# erciyes



## Zalgirinis (Feb 18, 2003)

Its maybe OT, but I have to say it.

I left another forum, because one freak pissed me off. I hoped to find here talks about basketball only. At first sight I found it. But now looking half of posts somehow have something in common with that guy. And I dont like it, well sometimes it was funny, but when it goes day after day talking about that crap it seems that erciyes is still participating here. It seems that hating that guy has moved to your everyday thoughts. I was angry sometimes, but when I closed the window, I forgot about it. You seems not. I hope we all will forget that guy or better if you want to have fun go there and write here only nice things.

Its just my opinion.

Take care


----------



## Zelena Hracka (Dec 16, 2002)

> Originally posted by <b>Zalgirinis</b>!
> Its maybe OT, but I have to say it.
> 
> I left another forum, because one freak pissed me off. I hoped to find here talks about basketball only. At first sight I found it. But now looking half of posts somehow have something in common with that guy. And I dont like it, well sometimes it was funny, but when it goes day after day talking about that crap it seems that erciyes is still participating here. It seems that hating that guy has moved to your everyday thoughts. I was angry sometimes, but when I closed the window, I forgot about it. You seems not. I hope we all will forget that guy or better if you want to have fun go there and write here only nice things.
> ...


Look Zalgirinis, you are right and wrong at the same time. 

Both me and WP were sceptical about creating this thread, just because we didn't know if it was appropriate. 

We don't hate erciyes, it is just that he is our favourite hobbie (only behind basketball). We thought that maybe we could share some of his quotes here so that the rest of the world could find what it misses!

OK. If you want you can just ignore our thread. Who knows maybe it will be deleted if it is not suitable for this Forum. But trust me we did not have bad intentions. We just wanted to create an atmosphaire. 

However if this has upset you, then I apologise. As I said I didn't have that intention.

Take care


----------



## JGKoblenz (Jul 19, 2002)

I kind of agree with Zalgirinis. We have to let the guy in the past. I won't delete the thread, we as an internet community can post some OT threads, but the main reason why we are here is to talk basketball.

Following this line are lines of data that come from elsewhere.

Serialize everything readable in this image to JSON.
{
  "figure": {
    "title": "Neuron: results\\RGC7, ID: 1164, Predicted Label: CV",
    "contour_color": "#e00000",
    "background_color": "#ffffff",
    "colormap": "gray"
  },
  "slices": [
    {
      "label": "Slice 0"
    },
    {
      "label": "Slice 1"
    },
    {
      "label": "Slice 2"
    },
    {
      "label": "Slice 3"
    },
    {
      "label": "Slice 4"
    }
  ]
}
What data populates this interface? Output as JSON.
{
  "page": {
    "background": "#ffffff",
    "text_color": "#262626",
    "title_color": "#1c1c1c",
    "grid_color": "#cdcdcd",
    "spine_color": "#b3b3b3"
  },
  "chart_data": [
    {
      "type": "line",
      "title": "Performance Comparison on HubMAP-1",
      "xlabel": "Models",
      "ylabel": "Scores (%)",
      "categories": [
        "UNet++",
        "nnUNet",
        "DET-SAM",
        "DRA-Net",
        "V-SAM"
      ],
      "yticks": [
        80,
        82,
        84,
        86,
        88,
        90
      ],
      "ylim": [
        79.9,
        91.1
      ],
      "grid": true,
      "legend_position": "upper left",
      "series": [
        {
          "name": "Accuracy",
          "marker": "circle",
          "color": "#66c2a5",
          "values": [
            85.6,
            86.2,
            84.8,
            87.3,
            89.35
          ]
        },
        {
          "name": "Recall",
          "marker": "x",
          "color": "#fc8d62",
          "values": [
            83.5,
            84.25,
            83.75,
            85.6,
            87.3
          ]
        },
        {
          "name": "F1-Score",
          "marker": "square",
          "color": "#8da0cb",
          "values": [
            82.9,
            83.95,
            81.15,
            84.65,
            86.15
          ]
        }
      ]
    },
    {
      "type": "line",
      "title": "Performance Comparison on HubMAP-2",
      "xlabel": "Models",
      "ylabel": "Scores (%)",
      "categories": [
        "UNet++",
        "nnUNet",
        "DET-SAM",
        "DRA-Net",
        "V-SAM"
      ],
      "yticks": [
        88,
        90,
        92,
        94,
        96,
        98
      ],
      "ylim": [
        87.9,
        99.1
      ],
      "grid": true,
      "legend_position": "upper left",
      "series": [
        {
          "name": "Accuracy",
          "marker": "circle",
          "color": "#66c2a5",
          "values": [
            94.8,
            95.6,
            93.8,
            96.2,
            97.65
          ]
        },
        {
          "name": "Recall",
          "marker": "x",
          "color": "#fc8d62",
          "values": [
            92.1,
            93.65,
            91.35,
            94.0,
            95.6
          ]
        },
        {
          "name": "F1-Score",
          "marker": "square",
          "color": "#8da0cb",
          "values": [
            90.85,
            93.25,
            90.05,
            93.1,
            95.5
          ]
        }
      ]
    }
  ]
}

I understand your reasons ZH and WP. But let's move on, we can build a good and knowladgeble board here. :yes:


----------



## WonderPelekanos (Dec 17, 2002)

*Re: Re: erciyes*



> Originally posted by <b>JGKoblenz</b>!
> I kind of agree with Zalgirinis. We have to let the guy in the past. I won't delete the thread, we as an internet community can post some OT threads, but the main reason why we are here is to talk basketball.
> 
> I understand your reasons ZH and WP. But let's move on, we can build a good and knowladgeble board here. :yes:


Ok, the main reason we are here is to talk about basketball. All of us want that, maybe ZH and I exagerated a little bit putting this "Erciyes" in some other discussions, always in a ludicrous way. And I won't that anymore. But we simply opened *one* thread that actually is "the best of Erciyes" but in the future it will be able to pick up other funny pearls, not only coming from Erciyes or Alper... what is wrong we that? 
Maybe a day we'll write here some ridicoulous things that *we* have written... 
I can't see the problem, basketball is not only a pick-and-roll or the top-16 of Euroleague. It's simply *one* thread... I don't think it's a tragedy if it remains there, *open*...

Ah, I forgot. If there's not something missing here, this "something" aren't discussions about basketball. And at the end I don't think that Zelena Hracka and I could be accused to get "poor" this board. Not at all.


----------



## suspect (Sep 10, 2002)

I agree with Zalgirinis. Let's put an end on the erciyes discussions and move on...


----------



## Chef (Nov 24, 2002)

I agree with Zalgirinis. Some much Erciyes's stuff is absurd and boring. If you don't like him, ignore him


----------



## qwertyu (Dec 29, 2002)

who is this erciyes dude anyway and why do you keep talking about him??!?

I don't like it either when you guys keep talking about something only the two of you know about.


----------